Canada is the only member of the Five Eyes intelligence-sharing alliance, which also comprises the U.S., Britain, Australia and New Zealand, that has not blocked or restricted Huawei from their 5G networks. The U.S. says Huawei is a national-security risk because it must follow the orders of China’s ruling Communist Party.
Mr. Champagne dodged questions in the House of Commons Thursday on whether a decision would be announced before Christmas.
China was also not mentioned in the mandate letter for Foreign Affairs Minister Mélanie Joly, although she was told to develop an Indo-Pacific strategy, which The Globe and Mail reported will focus heavily on how to manage an increasingly belligerent Beijing.
David Cohen, the new U.S. ambassador to Canada, told The Globe last week that the Biden administration regards China as the greatest threat to the democratic world and urged Ottawa to work with Washington on ways to challenge Beijing on everything from cybersecurity to human rights.
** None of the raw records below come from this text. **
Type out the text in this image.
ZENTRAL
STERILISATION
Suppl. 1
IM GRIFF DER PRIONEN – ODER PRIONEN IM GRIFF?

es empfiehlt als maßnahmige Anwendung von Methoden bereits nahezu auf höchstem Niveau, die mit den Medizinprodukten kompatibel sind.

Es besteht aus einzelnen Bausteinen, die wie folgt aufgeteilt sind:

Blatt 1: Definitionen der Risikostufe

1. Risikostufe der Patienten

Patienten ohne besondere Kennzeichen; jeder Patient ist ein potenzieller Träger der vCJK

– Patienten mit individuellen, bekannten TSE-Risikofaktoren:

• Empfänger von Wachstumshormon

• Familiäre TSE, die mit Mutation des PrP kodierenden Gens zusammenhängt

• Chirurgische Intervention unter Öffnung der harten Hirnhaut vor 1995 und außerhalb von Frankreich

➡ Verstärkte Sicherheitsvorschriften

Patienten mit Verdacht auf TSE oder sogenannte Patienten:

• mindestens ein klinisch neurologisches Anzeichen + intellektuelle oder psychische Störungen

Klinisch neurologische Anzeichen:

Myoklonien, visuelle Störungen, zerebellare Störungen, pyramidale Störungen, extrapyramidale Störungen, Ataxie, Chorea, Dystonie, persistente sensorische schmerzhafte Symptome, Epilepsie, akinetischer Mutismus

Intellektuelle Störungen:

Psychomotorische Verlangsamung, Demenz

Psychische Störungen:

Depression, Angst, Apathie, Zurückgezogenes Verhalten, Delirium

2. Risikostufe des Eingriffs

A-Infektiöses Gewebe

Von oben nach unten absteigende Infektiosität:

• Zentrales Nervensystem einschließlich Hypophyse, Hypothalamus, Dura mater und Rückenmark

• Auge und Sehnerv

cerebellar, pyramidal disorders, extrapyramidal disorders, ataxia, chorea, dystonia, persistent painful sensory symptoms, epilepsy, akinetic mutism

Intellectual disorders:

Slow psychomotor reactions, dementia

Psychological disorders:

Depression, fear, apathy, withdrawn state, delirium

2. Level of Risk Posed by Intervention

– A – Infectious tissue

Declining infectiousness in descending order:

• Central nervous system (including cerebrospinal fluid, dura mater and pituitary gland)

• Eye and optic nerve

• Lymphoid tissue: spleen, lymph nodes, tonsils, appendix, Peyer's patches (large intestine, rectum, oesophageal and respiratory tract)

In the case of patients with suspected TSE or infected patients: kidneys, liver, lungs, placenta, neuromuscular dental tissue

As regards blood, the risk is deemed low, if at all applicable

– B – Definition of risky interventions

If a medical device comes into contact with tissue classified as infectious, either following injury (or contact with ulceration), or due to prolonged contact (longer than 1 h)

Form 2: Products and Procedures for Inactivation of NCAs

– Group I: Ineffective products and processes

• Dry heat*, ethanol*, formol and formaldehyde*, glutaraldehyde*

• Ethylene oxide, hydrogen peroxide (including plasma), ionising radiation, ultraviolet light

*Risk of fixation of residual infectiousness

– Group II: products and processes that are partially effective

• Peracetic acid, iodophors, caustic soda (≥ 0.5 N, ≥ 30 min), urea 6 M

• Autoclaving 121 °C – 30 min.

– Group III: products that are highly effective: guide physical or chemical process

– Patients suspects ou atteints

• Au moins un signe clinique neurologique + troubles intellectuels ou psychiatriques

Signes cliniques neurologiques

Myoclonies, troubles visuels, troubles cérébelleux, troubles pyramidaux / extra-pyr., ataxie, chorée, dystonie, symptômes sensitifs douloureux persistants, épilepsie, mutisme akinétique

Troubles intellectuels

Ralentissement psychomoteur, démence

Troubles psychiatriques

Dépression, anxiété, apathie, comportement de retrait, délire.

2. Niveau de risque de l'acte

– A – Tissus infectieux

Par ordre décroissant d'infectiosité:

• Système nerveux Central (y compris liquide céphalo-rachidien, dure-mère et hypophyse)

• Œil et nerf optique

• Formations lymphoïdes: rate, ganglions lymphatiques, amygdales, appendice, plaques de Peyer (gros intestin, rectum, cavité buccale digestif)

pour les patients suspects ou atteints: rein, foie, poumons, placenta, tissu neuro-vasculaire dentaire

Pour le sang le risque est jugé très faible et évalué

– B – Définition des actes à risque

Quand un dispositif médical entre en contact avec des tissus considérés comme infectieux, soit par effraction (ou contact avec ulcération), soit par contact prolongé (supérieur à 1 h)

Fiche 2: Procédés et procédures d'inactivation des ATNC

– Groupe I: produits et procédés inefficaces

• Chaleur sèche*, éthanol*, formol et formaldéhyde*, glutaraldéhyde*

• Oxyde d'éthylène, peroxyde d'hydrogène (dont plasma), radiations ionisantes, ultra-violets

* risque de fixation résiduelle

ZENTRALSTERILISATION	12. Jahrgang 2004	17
The Canadian Indo-Pacific strategy is being crafted in the wake of the worst rupture in relations between Ottawa and Beijing in half a century and while memories are still fresh on how China reacted to the arrest of a Huawei executive at the Vancouver International Airport. Beijing arbitrarily jailed two Canadians – Michael Spavor and Michael Kovrig – for more than 1,000 days and imposed trade restrictions on Canadian exports.
The mandate letters were a subject of debate Thursday in the House of Commons. Conservative Leader Erin O’Toole led off Question Period by asking why there was “no mention of the inflation crisis” in Finance Minister Chrystia Freeland’s mandate letter.
Ms. Freeland responded by accusing Mr. O’Toole of misleading Canadians about the strength of the economy, before listing positive statistics about Canadian growth and employment.
The Prime Minister’s letter to Ms. Freeland does say “you will work to make life more affordable for middle-class Canadians,” including through child-care programs and “significant action” on housing affordability.
The Finance Minister’s letter includes “driving a plan for long-term growth” and restates several of the main tax-related pledges made by the Liberals during this year’s election.
The letter lists a corporate tax hike for banks and insurance companies that earn more than $1-billion and requiring them to pay a temporary “Canada Recovery Dividend,” establishing a minimum 15-per-cent tax rule for people in the top income-tax bracket and implementing a luxury tax on cars, boats and planes.
Transport Minister Omar Alghabra is urged in his letter to deliver on the government’s COVID-19 vaccination policies for travellers on interprovincial trains, commercial flights, cruise ships and other federally regulated vessels.
Mr. Trudeau urges Mr. Alghabra to make Via Rail’s multibillion-dollar plan for “high-frequency” passenger rail on dedicated tracks between Quebec City and Toronto “a reality” and to launch a procurement process. The Liberal platform had referenced launching a procurement process in 2021, but that timeline is not repeated in the mandate letter.
Canadian Heritage Minister Pablo Rodriguez is urged in his letter to bring in three bills related to the internet, including updating the Broadcasting Act to require platforms such as Netflix to support Canadian content.
The other bills will focus on hate speech that will “hold social-media platforms and other online services accountable for content they host,” and requiring digital platforms “in early 2022″ to share a portion of their news content revenue with Canadian news outlets.
As labour shortages continue across the country, Immigration Minister Sean Fraser was asked to work with employers to bring in 2,000 skilled refugees to fill labour shortages “in high-demand sectors such as health care.”